Yeedarsh fumbled for his keys.
‘Yeedarsh?’ said Imogen.
‘Hmm.’
‘You know the place where you found me – the courtyard.’
He ushered her inside. ‘Yes, I know it. Keep your voice down.’
‘Sorry …’ She lowered her voice to a whisper. ‘You know there’s a statue of a skret.’
‘Get to the point.’
‘It was holding a moth.’
‘So what?’
‘It’s just that I’ve seen a moth like that before.’
Now she had his attention. ‘Go on.’
‘I was curious … Why was the moth with the skret? What kind of moth is it?’

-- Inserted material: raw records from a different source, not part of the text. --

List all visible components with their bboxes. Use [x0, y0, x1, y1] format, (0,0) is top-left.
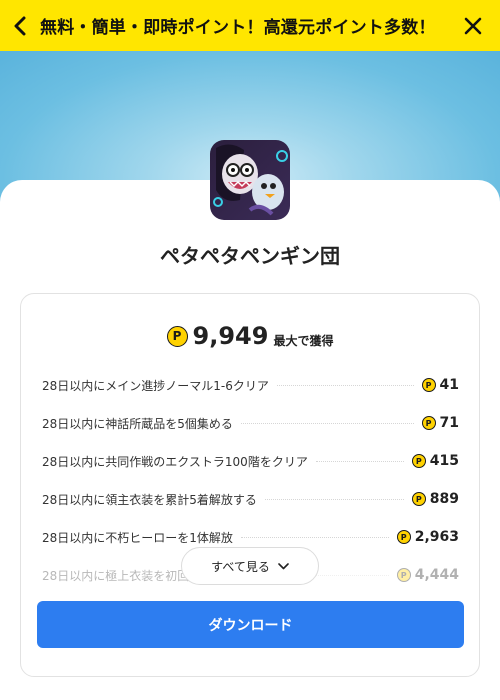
mission-value: 2,963	[414, 529, 459, 545]
point-coin-icon: P	[396, 530, 411, 544]
mission-value: 41	[439, 377, 459, 393]
mission-points: P 4,444	[396, 567, 459, 583]
total-suffix: 最大で獲得	[273, 333, 334, 348]
mission-label: 28日以内に不朽ヒーローを1体解放	[42, 530, 233, 545]
mission-item: 28日以内に共同作戦のエクストラ100階をクリア P 415	[42, 442, 459, 480]
app-icon	[210, 140, 290, 220]
dotted-leader	[240, 536, 389, 538]
top-banner: 無料・簡単・即時ポイント！高還元ポイント多数！	[0, 0, 500, 51]
see-all-button[interactable]: すべて見る	[181, 547, 319, 585]
mission-item: 28日以内に領主衣装を累計5着解放する P 889	[42, 480, 459, 518]
point-coin-icon: P	[411, 492, 426, 506]
app-name: ペタペタペンギン団	[160, 244, 340, 268]
mission-points: P 41	[421, 377, 459, 393]
reward-card: P 9,949 最大で獲得 28日以内にメイン進捗ノーマル1-6クリア P 41…	[20, 293, 480, 677]
mission-label: 28日以内に共同作戦のエクストラ100階をクリア	[42, 454, 308, 469]
point-coin-icon: P	[421, 378, 436, 392]
mission-label: 28日以内に領主衣装を累計5着解放する	[42, 492, 257, 507]
dotted-leader	[240, 422, 414, 424]
mission-value: 415	[429, 453, 459, 469]
banner-title: 無料・簡単・即時ポイント！高還元ポイント多数！	[40, 18, 436, 38]
mission-item: 28日以内に神話所蔵品を5個集める P 71	[42, 404, 459, 442]
mission-value: 4,444	[414, 567, 459, 583]
total-reward: P 9,949 最大で獲得	[21, 322, 479, 350]
mission-points: P 415	[411, 453, 459, 469]
download-button[interactable]: ダウンロード	[37, 601, 464, 648]
back-icon[interactable]	[0, 0, 40, 51]
mission-value: 889	[429, 491, 459, 507]
point-coin-icon: P	[411, 454, 426, 468]
mission-value: 71	[439, 415, 459, 431]
point-coin-icon: P	[421, 416, 436, 430]
point-coin-icon: P	[396, 568, 411, 582]
mission-points: P 71	[421, 415, 459, 431]
total-points: 9,949	[192, 322, 269, 350]
dotted-leader	[315, 460, 404, 462]
see-all-label: すべて見る	[211, 559, 270, 574]
dotted-leader	[264, 498, 404, 500]
dotted-leader	[276, 384, 414, 386]
close-icon[interactable]	[446, 0, 500, 51]
mission-item: 28日以内にメイン進捗ノーマル1-6クリア P 41	[42, 366, 459, 404]
mission-points: P 2,963	[396, 529, 459, 545]
mission-points: P 889	[411, 491, 459, 507]
mission-label: 28日以内に神話所蔵品を5個集める	[42, 416, 233, 431]
mission-label: 28日以内にメイン進捗ノーマル1-6クリア	[42, 378, 269, 393]
point-coin-icon: P	[166, 325, 188, 347]
mission-label: 28日以内に極上衣装を初回	[42, 568, 190, 583]
chevron-down-icon	[278, 560, 289, 573]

His beady-eyed stare made her uncomfortable. ‘Curiosity killed the wildcat.’
‘That’s not the saying. It’s—’
‘It’s not a saying, idiot child. It’s a fact.’
‘Okay. I … I guess I’ll go to bed now. Thanks for coming to get me.’
‘Oh, no you don’t.’ Yeedarsh grabbed her by the scruff of the neck. ‘You’re coming with me.’
‘But I’m tired!’
‘So am I, little peasant, but, if you’ve seen the moth that I think you’ve seen, it could be important. So, tired as I am, we’re going to the library.’
The king’s collection was scattered throughout the castle, and the library was no exception. Globes charted unfamiliar lands. Tables were strewn with snake heads and amulets.
These objects were the stars of the show. The books that lined the walls, from the floor right up to the high ceiling, were just a backdrop. King Drakomor didn’t collect stories.
Yeedarsh tutted as he walked past the chessboards. Black and white pieces were strewn across the floor, as Imogen and Miro had left them. Yeedarsh stooped to pick up the black king. His knees creaked. ‘It’s always the way,’ he said, placing the king in the middle of the board.